Kegiatan mengumpulkan jelantah tidak hanya memberikan manfaat finansial bagi orang lain, tetapi juga membantu menjaga kebersihan lingkungan desa. Kini, warga desa semakin sadar akan pentingnya mengelola limbah rumah tangga dengan baik, berkat upayanya yang tak kenal lelah.

Upaya pengumpulan jelantah dengan mendatangi rumah makan, penjual gorengan, dan lain-lain. Dengan menjemput bola jelantah ini, dalam kurun waktu sebulan bisa terkumpul 75 liter jelantah. Jika dirata-rata per hari, jelantah yang dikumpulkan sekitar 1,5 liter sampai 2 liter.

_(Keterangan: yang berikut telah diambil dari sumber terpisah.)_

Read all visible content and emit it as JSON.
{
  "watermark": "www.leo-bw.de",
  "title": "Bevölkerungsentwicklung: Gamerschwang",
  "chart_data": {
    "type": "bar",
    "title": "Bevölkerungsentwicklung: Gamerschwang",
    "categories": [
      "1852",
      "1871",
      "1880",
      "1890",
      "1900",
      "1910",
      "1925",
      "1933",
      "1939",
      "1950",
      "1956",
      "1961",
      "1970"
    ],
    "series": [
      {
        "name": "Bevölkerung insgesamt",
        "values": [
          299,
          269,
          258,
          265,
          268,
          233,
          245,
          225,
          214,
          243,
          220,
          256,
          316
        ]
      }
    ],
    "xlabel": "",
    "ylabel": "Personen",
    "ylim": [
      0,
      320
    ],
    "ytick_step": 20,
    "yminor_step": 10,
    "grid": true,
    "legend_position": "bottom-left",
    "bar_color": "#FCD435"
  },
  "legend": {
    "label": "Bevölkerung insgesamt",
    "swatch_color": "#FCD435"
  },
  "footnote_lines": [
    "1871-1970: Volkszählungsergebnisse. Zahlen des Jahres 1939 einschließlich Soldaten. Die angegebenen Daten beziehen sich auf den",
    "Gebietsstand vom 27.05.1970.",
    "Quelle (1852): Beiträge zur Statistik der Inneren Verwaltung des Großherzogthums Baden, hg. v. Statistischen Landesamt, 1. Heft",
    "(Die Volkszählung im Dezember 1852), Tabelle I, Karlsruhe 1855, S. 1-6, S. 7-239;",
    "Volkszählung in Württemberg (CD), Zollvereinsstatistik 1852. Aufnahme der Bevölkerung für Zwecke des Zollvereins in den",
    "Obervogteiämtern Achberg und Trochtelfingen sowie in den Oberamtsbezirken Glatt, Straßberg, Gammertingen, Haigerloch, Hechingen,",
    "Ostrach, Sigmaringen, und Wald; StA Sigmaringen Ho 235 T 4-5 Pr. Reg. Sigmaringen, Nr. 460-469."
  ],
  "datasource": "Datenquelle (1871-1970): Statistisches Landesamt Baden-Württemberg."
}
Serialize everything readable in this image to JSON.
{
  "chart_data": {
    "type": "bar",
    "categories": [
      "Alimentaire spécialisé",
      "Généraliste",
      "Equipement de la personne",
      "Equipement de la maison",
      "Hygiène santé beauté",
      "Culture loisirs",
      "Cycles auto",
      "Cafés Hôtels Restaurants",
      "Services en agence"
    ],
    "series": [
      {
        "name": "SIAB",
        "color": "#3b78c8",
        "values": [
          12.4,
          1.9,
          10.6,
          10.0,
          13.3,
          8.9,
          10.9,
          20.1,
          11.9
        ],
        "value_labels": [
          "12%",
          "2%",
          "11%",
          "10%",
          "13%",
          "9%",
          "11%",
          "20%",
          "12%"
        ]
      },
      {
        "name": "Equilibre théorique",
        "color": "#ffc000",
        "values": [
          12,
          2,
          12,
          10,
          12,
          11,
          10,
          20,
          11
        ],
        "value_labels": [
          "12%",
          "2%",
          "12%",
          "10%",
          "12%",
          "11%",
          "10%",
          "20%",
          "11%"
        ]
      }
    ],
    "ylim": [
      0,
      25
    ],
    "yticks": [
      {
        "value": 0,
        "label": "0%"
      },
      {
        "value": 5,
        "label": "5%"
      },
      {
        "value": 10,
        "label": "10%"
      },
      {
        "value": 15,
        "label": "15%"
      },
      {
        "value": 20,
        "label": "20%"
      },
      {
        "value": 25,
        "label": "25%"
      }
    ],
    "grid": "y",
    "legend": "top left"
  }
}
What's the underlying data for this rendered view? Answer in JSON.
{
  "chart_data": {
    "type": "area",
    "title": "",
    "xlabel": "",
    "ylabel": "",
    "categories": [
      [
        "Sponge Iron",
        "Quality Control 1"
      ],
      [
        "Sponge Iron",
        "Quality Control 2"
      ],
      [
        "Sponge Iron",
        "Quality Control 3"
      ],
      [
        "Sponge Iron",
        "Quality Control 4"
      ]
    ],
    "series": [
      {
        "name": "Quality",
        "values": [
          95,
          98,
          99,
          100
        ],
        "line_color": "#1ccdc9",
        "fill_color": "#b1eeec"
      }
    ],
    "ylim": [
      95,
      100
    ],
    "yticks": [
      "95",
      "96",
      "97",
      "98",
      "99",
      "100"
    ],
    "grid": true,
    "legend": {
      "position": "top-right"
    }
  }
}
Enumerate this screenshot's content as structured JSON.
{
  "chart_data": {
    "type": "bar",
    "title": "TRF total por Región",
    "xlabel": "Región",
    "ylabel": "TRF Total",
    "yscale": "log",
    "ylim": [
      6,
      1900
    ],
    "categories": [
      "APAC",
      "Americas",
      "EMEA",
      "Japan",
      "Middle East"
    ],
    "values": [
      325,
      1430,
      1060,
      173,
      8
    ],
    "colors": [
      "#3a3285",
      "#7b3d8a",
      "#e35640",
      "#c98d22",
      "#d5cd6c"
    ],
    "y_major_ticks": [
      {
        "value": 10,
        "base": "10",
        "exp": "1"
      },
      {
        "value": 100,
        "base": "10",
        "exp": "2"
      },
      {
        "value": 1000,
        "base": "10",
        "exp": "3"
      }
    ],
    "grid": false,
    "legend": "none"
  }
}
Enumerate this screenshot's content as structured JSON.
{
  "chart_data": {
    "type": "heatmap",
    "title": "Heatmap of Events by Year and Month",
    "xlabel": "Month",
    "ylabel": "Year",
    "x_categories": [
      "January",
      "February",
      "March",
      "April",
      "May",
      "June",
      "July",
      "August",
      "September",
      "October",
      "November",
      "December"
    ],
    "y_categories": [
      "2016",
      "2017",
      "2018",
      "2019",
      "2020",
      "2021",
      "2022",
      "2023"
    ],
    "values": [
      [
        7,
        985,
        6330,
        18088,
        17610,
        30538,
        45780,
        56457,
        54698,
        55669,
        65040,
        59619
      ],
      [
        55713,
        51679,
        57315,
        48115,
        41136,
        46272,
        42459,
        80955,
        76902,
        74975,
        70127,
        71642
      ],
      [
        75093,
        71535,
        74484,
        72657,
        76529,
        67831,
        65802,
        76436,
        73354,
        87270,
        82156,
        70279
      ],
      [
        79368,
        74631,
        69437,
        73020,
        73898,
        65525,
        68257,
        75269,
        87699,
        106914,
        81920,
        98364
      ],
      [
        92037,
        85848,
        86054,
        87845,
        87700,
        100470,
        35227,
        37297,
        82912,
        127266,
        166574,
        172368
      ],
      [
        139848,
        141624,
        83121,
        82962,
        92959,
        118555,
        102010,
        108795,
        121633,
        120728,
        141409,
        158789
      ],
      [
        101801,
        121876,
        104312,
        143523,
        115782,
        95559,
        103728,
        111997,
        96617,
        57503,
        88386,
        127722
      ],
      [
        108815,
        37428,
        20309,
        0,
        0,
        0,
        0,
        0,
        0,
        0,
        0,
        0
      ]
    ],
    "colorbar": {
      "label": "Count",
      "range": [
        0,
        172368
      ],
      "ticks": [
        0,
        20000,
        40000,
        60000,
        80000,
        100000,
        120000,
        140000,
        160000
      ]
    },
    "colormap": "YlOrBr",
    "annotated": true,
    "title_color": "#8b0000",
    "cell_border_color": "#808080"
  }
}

"Saya bersama komunitas peduli jelantah berperan sebagai supplier jelantah bagi perusahaan penyaringan jelantah di Klaten, Lalu dari sana, jelantah kembali diolah di Surabaya untuk disiapkan menjadi biodiesel,"terangnya.

5. Jelantah bukan untuk direkomsumsi

Minyak jelantah disarankan tidak untuk dikonsumsi mengolah makanan secara terus menerus.(IDN Times/Foto : ilustrasi/freepik)

Kepedulian mengumpulkan jelantah menandakan adanya perhatian kepada bumi tercinta yang bisa tercemar jika jelantah itu dibuang sembarangan. Apalagi ketika tahu bahwa jelantah itu bisa dijual dan uangnya meski tidak seberapa, bisa menjadi apresiasi ataupun motivasi bagi warga untuk terus mengumpulkan jelantah.

"Saya senang ketika melihat senyum mereka yang sudah mengumpulkan jelantah berhari-hari atau bahkan berbulan-bulan di rumah, lalu menjualnya dengan tujuan yang lebih baik, yaitu sebagai bahan energi terbarukan, bukan untuk rekonsumsi karena memang dilarang serta bahaya untuk kesehatan,"harapnya.

Dika berharap pula ketika ada sahabat, kerabat, dan kenalan yang sudah mengumpulkan jelantah tapi kemudian bingung ke mana menjual atau menyalurkannya. "Saya siap jempu bola jelantah tersebut, siapa tau ini juga sebagai jalan rejeki bila tidak lagi bekerja sebagai jurnalis,"pungkasnya.